If Vision Iowa hadn't allowed an amendment to the contact, the city would have been forced to borrow the money to get the work done immediately, City Administrator Patti Moore said. The one year extension buys a little time to weigh options.

If the amendment had been granted to 2012, the city could have proceeded with plans to set aside money to pay for the projects up front as they are built.

Costs for the campground and cottages are estimated at about $1.5 million. The city has $240,000 in the current budget that could be used for budget that could be used for the work, and proposed to set aside $600,000 in the fiscal 2009-10 budget, then $250,000 more in each of the following two budget years.

"We are asking for an extension just because we would like to set the money aside over time as opposed to borrowing," Moore said.

The final stages of planning for the remaining AWAYSIS projects will begin sometime next spring.

As the project is currently proposed, the campground would receive a full makeover. Existing structures would be removed, and a new single central complex built to house the offices, vending, laundry, restrooms and bathhouses. The actual size of the campground would not change, Moore said, but it would be layed out with larger pads to accommodate the pull-though service and comforts needed for a new generation of larger RV units.

Several tourist cabins are planned - four luxury, two moderate, and four primitive rentals. They would be located in the campground region, some on each side of Sunrise Park road. Exact locations have not yet been determined.

With just seeding and some replanting yet to do in the King's Pointe area, the only other requirmements of the original Project Awaysis deal are driving and bike trails.

The driving trail, hooking the Storm Lake resort with other natural resources, historical and tourism locations around the county, is already laid out, but still waiting for DOT approval of the signs. A CD will be available to guide motorist travelers along the route.

There is no set deadline for the bike trails, which will be developed over time, both in and outside of Storm Lake, Moore said. "The trails that were planned were all over the county, and when the agreement was drawn up, it was known that this would take more grant money down the road to make it happen."

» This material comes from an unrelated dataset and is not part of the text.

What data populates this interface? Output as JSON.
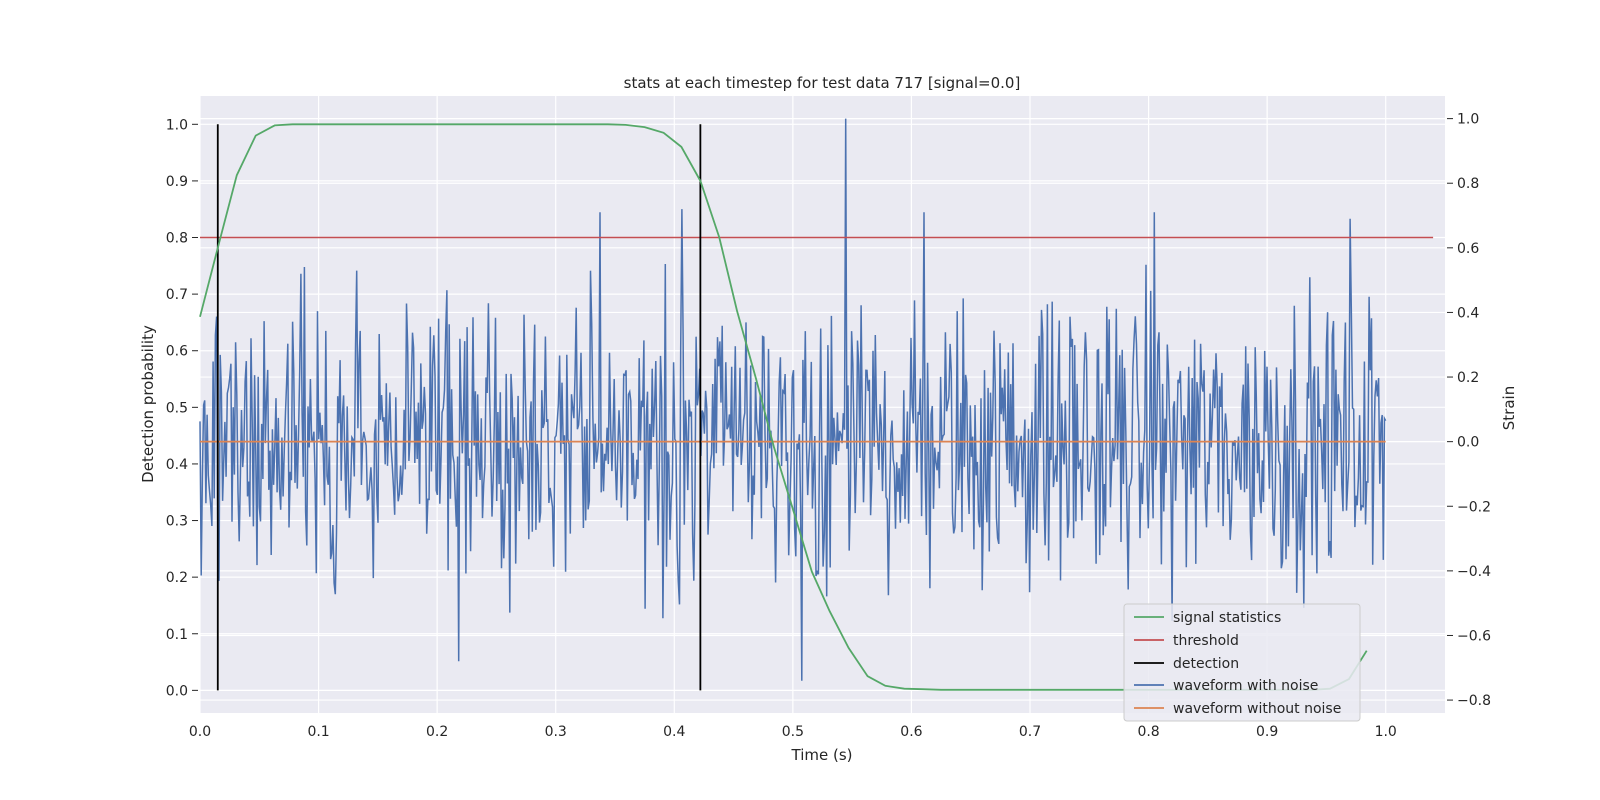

Two other elements of the original Project AWAYSIS plan - the skatepark and the nature interpretive center (estimated at $600,000 and $7 million) were never included in the Vision Iowa contract. While the city still lists both projects as active goals, no timeline has been set for either project and no money has been budgeted. Skatepark proponents are scheduled to meet with the city council on Monday.

"The skatepark and interpretive center were considered to be leveraged projects related to AWAYSIS, but we are not obligated to complete them within the contract period to qualify for the money we received," Moore said.

Storm Lake made headlines when the large initial state funding was announced, at the time exhausting the last of Vision Iowa's resources.

"Well, Governor, it's all gone," was the announcement from Vision Iowa board chairman Michael Gartner, marking the end of the 225-million dollars in state money that had been handed out to 13 community attractions like sports arenas and museums.

"For this to be the final project, it's particularly fitting. It's a small town. It's a wonderful project. It'll be both a destination project for people coming to Iowa as well as something that makes life a whole lot better for the people in Storm Lake, Buena Vista and northwest Iowa," Gartner said of the project, which also includes a destination lodge, indoor and outdoor waterparks, lighthouse with observation deck, new beach, playground, and redesigned golf course.

Then-governor Vilsack said AWAYSIS represents "everything that's good and right about small communities, about our state." His replacement, Gov. Culver, made his first Storm Lake appearance in office to help dedicate the waterpark.

At the Vision Iowa meeting yesterday, it remains clear that state officials are supporting of the lakefront developments.

"Even though they didn't grant the full extension we would have liked, they did want us to come back in a year so they can hear how things are coming," Moore said. "They remain very supportive. Every member of the Vision Iowa board has been to King's Pointe, and they were all duly impressed."